Harvesting and storing
- Harvest carrots as soon as they have reached the desired size. Harvest baby carrots first. Pull out other varieties as they become ready or harvest every second carrot as a baby carrot and leave the rest to mature.
- Pull the roots from the ground by hand. In heavier soils, gently ease out with a garden folk.
- Before storing, clean the roots and trim the foliage to 1/2in (1cm). Store healthy roots in boxes of sand located in a cool, dry place. Ensure the roots are not touching each other.
- Check stored carrots routinely and discard any that are damaged. Maincrop carrots will keep until early spring.
- Carrots keep well in open storage for about 2 weeks but even better in the refrigerator crisper tray.
- To freeze, slice or dice carrots, blanch for 3-4 minutes, drain, package, and freeze.
Pests and diseases
- Carrot rust flies are the main pest to watch out for.

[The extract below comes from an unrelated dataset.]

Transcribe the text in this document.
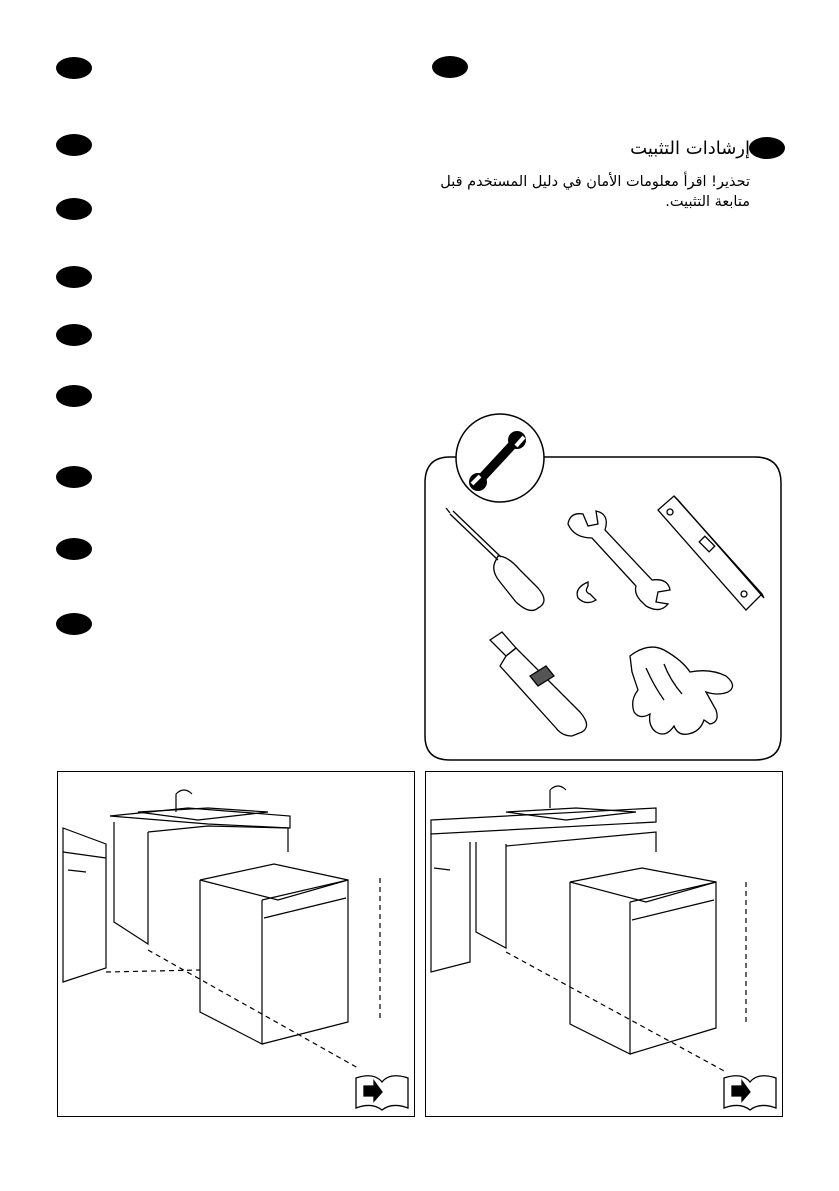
إرشادات التثبيت
تحذير! اقرأ معلومات الأمان في دليل المستخدم قبل
متابعة التثبيت.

The adult fly lays an egg near the carrot, and the small larvae tunnel into the carrot root. Erect a barrier of fleece or fine mesh around the crop to prevent the flies from laying eggs.
- Aphids are sometimes a problem. Watch for wilted, yellow, curled, or misshapen leaves. Physical removal of aphids is usually effective. For more serious infestations use a capsicum-based spray.
- Fungal leaf blight can also pose a problem. Remove all leaves that appear dark and contain yellow-bordered spots. Spray remaining leaves with fish emulsion to promote new growth.